The National Air and Space Museum's Blitz, an Arado Ar 234 B-2 bomber carrying Werk Nummer (manufacturer's serial number) 140312, was one of nine Ar 234s surrendered to British forces at Sola airfield near Stavanger, Norway. It is the sole surviving example of an Ar 234. The aircraft had been on strength with 9./KG 76 (Ninth Squadron/ bomber Wing 76) during the final weeks of the war, having served earlier with the unit's eighth squadron. It and three other Ar 234s were collected by the famous "Watson's Whizzers" group of the USAAF (United States Army Air Forces) for shipment to the United States. After flying from Sola to Cherbourg, France on June 24, 1945, the four Ar 234s joined thirty-four other advanced German aircraft aboard the British aircraft carrier HMS Reaper for shipment to the United States. The Reaper departed from Cherbourg on July 20, arriving at Newark, New Jersey eight days later. U. S. Army Air Forces personnel reassembled and flew two Ar 234s, including 140312, to Freeman Field, Indiana, for testing and evaluation. The USAAF assigned the foreign equipment number FE-1010 to this Ar 234 for inventory and tracking purposes.

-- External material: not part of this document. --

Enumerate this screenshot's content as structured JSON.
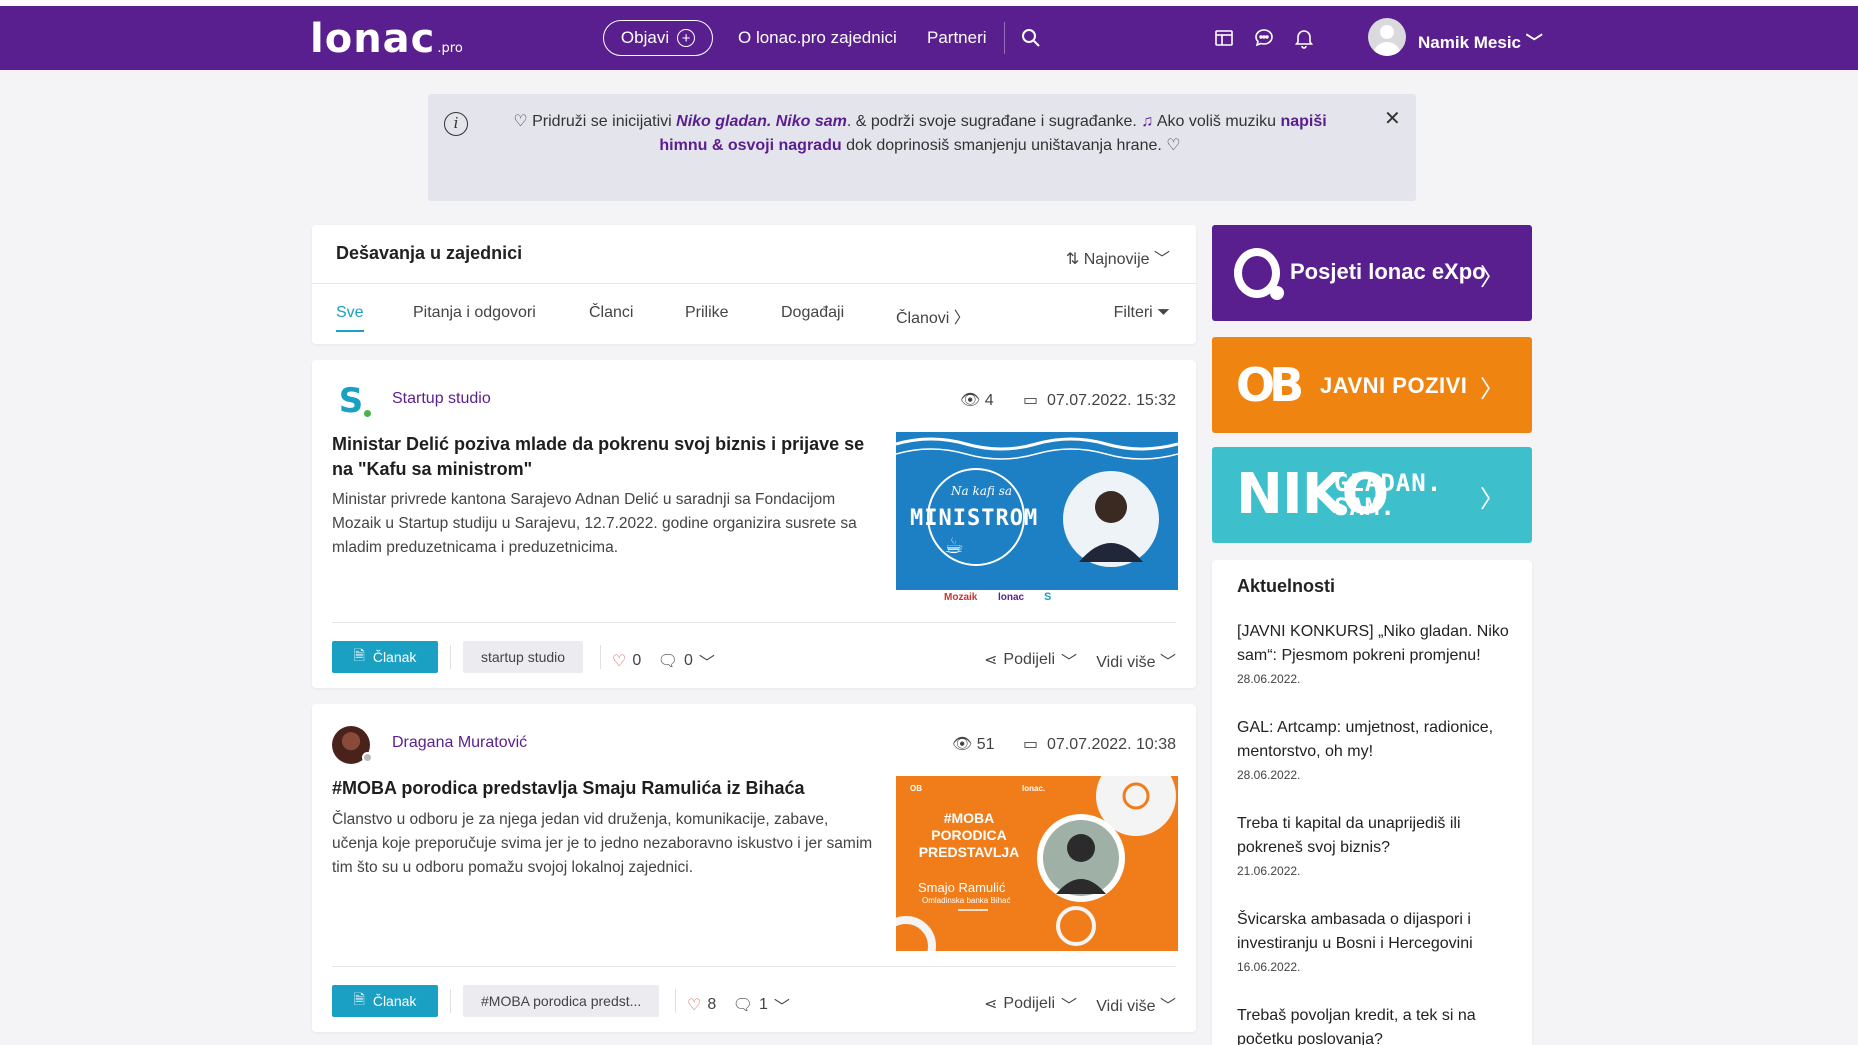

After receiving new engines and replacement radio and oxygen equipment, FE-1010 was flown to Wright Field, Dayton, Ohio, in July 1946 and transferred to the Accelerated Service Test Maintenance Section (ASTMS) of the Flight Test Division. After flight-testing was completed on October 16, 1946, the aircraft remained at Wright field until 1947, when it was moved to Orchard Place Airport, Park Ridge, Illinois. On May 1, 1949, the USAF (United States Air Force after 1947) transferred the Ar 234 and other aircraft at Park Ridge to the Smithsonian Institution. During the early 1950s, the airplanes were finally moved to a new Smithsonian storage facility at Suitland, Maryland to await restoration.